Kim Janey

Amid a nationwide push to rethink policing strategies and reduce the use of force when possible, a new Boston program seeks to scale back police involvement in 911 mental-health calls.

Last month, Acting Mayor Kim Janey announced a pilot program encouraging greater use of mental-health workers, EMTs and trained community members during 911 mental health calls. In a city that received 10,000 such calls last year, officials are seeking to de-escalate fragile mental-health interactions while easing the strain on police resources.

“This mental-health response will help us evaluate how to deliver the best possible response for our residents when they are in crisis,” Janey said during an Aug. 5 press conference. “These investments will help connect residents and their families with the care they need. They will also help us send officers to where they are needed most.”

In April, Janey asked the city’s Mental Health Crisis Response Working Group to design a pilot program to strengthen Boston’s mental-health response. For 15 weeks, leaders from the city’s Health and Human Services Cabinet, along with police, emergency medical services and the mayor’s office, reviewed existing city protocols and best practices nationwide, surveyed residents, and held community listening sessions.
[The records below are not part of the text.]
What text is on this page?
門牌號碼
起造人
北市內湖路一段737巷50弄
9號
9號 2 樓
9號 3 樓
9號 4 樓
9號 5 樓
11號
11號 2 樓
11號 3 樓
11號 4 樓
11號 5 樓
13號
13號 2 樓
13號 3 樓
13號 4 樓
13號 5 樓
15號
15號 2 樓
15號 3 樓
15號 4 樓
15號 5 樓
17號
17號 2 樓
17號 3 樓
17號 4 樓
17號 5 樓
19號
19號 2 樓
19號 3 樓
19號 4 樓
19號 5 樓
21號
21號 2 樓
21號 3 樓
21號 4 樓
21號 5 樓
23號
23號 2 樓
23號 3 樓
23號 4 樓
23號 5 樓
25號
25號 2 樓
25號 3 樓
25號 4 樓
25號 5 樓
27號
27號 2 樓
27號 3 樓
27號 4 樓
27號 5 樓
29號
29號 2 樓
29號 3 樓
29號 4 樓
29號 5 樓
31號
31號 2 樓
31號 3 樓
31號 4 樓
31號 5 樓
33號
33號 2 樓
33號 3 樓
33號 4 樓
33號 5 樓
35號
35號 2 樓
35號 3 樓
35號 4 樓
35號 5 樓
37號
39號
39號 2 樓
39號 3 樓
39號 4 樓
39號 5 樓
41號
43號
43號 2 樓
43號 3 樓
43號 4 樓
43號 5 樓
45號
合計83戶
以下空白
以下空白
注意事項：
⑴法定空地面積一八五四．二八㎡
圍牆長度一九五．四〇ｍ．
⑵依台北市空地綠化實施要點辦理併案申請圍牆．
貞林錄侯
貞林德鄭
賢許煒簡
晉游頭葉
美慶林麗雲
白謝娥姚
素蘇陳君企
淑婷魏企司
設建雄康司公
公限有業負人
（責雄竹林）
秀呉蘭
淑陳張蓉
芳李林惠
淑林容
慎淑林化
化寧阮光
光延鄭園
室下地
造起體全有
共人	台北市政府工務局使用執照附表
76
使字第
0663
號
“We went into this conversation with people saying, ‘No police, no police, no police,’” said Marty Martinez, Boston’s health and human services chief. “That was the framing that we started with, and then we met with neighborhood groups who said, ‘No, we want it to be a better police response, not no police response.’”

The pilot program, which includes three models, introduces new approaches and formalizes other strategies that had already been employed on a case-by-case basis.

The first model, co-response, pairs police officers and mental-health workers for calls posing public-safety risks. Beginning this month, dispatchers will automatically ask if co-response teams are available to respond to those mental-health calls; in the past, they had done so on an ad hoc basis.

And starting in October, dedicated co-response cars carrying officers and mental-health workers will serve neighborhoods that produce the city’s highest volume of mental-health calls. These vehicles existed previously, but hadn’t responded to mental-health calls exclusively.

For mental-health calls not presenting public-safety risks, police will step back. In community meetings, Martinez said, residents described the anxiety caused by the sight of police officers.

“Just the presence of a uniform can do that in our communities, and we get that,” Martinez said. “And the police understand that as well. They don’t want to escalate a situation that doesn’t need to be.”

For those calls, the second model will pair teams of EMTs and mental-health workers. The city is working out the details with the unions, which have expressed support for the overall plan, Martinez said. When finalized, this model of response will be made available citywide.

In the third model, the city will engage trained community members paid by nonprofits. This month, the city plans to issue a request for proposals for a facilitator to lead that effort, and in December it hopes to begin a community-design process to develop this model further.

Martinez said dispatchers already have extensive training in analyzing risk in 911 calls, and additional training is expected. The city will also continue its decade-long partnership with the Boston Emergency Services Team, led by Boston Medical Center, which provides mental-health workers.

Boston will fund the pilot project with $1.75 million from the Health and Human Services’ fiscal 2022 budget, and plans to hire an evaluator to examine how the efforts have been working. Depending on the pilot’s outcomes, Martinez anticipates that more permanent programs will require a deeper financial investment.